One of the voices was recognisable – it was her grandmother who told her that she had been bewitched by an inyanga [medicine-man] and that if Nosipho did not go and find her mother in Cape Town soon, her sister would die. Every day the voices grew in strength and soon Nosipho would not leave the house for fear of being attacked by spirits sent by the inyanga.

She would leave the house just before dawn, when the voices were still asleep, to arrange small piles of stones around the home to protect the sisters. Soon she forgot to wash or get food and her worried sister brought shuffling, concerned elders into their cluttered room where they found Nosipho muttering into her tattered shawl.

People in the village began to look at her strangely and whispered behind their hands when she passed. One night, after a particularly harrowing day during which she had been viciously beaten by other children who had called her cursed, she fled to Cape Town to find her mother. That night was some 20 years ago.

Today Nosipho is still searching for her mother. Miraculously she has managed to eke out a thin existence living on the baking streets or in caves scattered through the rain-soaked mountains of Cape Town. For the past month she has sought shelter behind the blazing red bougainvillea beneath my balcony where she laboriously wraps black plastic bags around her head to fend off the razor sharp voices that continually torment her, even in her sleep.

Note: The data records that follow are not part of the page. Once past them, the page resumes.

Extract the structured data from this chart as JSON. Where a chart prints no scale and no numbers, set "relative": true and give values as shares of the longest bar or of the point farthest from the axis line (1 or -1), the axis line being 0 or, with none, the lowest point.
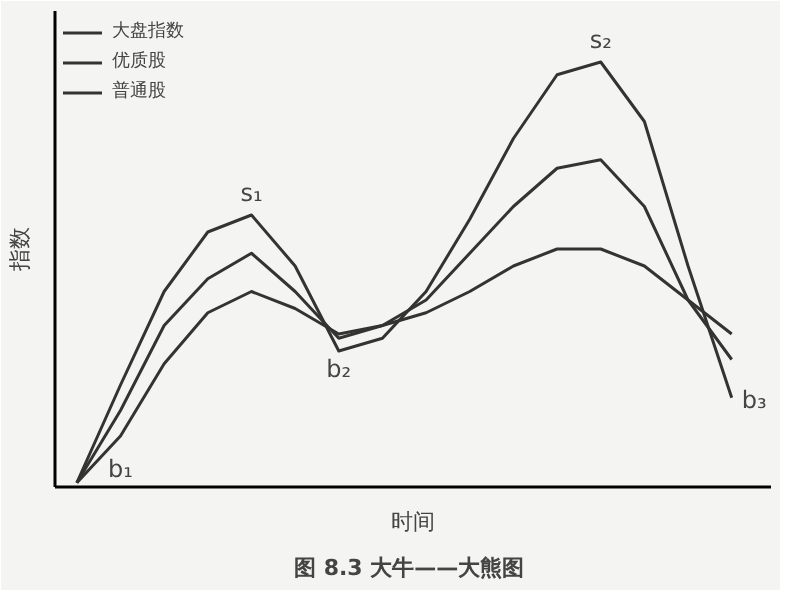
{
  "chart_data": {
    "type": "line",
    "title": "图 8.3  大牛——大熊图",
    "xlabel": "时间",
    "ylabel": "指数",
    "relative": true,
    "legend": "top left",
    "grid": false,
    "marker": "none",
    "line_style": "solid",
    "categories": [
      null,
      null,
      null,
      null,
      null,
      null,
      null,
      null,
      null,
      null,
      null,
      null,
      null,
      null,
      null,
      null
    ],
    "series": [
      {
        "name": "大盘指数",
        "color": "#333333",
        "values": [
          0.01,
          0.24,
          0.46,
          0.6,
          0.64,
          0.52,
          0.32,
          0.35,
          0.46,
          0.63,
          0.82,
          0.97,
          1.0,
          0.86,
          0.52,
          0.21
        ]
      },
      {
        "name": "优质股",
        "color": "#333333",
        "values": [
          0.01,
          0.18,
          0.38,
          0.49,
          0.55,
          0.46,
          0.35,
          0.38,
          0.44,
          0.55,
          0.66,
          0.75,
          0.77,
          0.66,
          0.44,
          0.3
        ]
      },
      {
        "name": "普通股",
        "color": "#333333",
        "values": [
          0.01,
          0.12,
          0.29,
          0.41,
          0.46,
          0.42,
          0.36,
          0.38,
          0.41,
          0.46,
          0.52,
          0.56,
          0.56,
          0.52,
          0.44,
          0.36
        ]
      }
    ],
    "annotations": [
      "s₁",
      "s₂",
      "b₁",
      "b₂",
      "b₃"
    ]
  }
}
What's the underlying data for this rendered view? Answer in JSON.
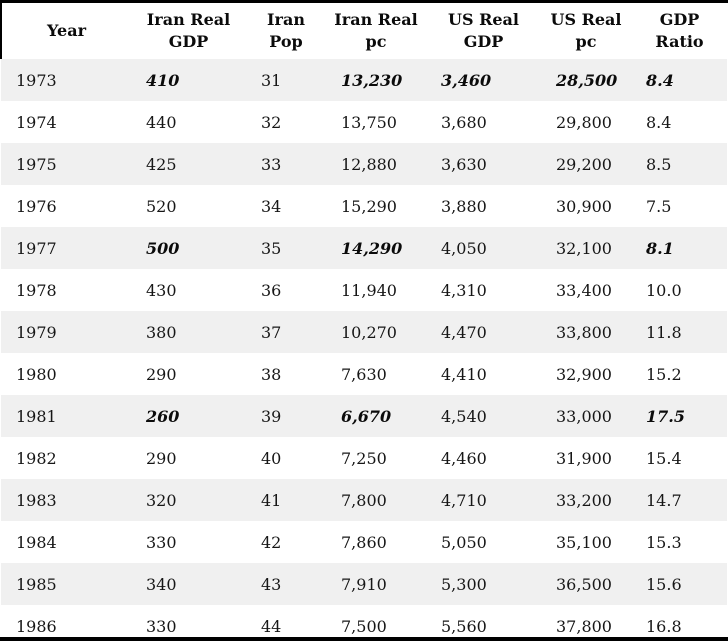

A week ago I went with Nosipho to the day hospital to see the psychiatric sister in order to get her antipsychotic medication, which could radically change Nosipho’s quality of life. But after three hours of waiting in line – with no identification documents – I had to return to work and Nosipho fled soon after, citing the accusatory stares of others as the reason.

A 2007 study by the Medical Research Council revealed that one in six South Africans struggle with a mental disorder. Many of us have experienced bouts of mild depression and anxiety in our own lives, but living with severe mental illness requires great courage and the road to recovery is often long and hard.

Patients admitted to psychiatric hospitals like Valkenberg, in Cape Town, often come from disadvantaged communities where there are insufficient resources to provide the necessary support. Many families and communities are overwhelmed by the strain of caring for a person with a severe mental illness.

Thankfully, there are small groups of volunteers who work diligently to offer people like Nosipho some measure of support. Organisations such as The Friends of Valkenberg Trust and Cape Mental Health are always in need of volunteers and donations of any kind. South Africans have overcome a lot in their own troubled history.

Support groups like Friends of the Valkenburg Trust believe that if anything, this should be more reason for South Africans to open their hearts and find their compassion for those who are in such desperate need for help.

As Mahatma Ghandi said: “You can judge a society by how they treat their weakest members.”

*The story of Nosipho is a construct, a semi-biographical montage of two women’s stories in order to protect both their identities. The images and information were obtained with informed consent. The writer, clinical psychologist Jamie Elkon, and the photographer, Charlie Sperring, would like to thank Anton White at Kinetic for his support in bringing awareness to those with no voice.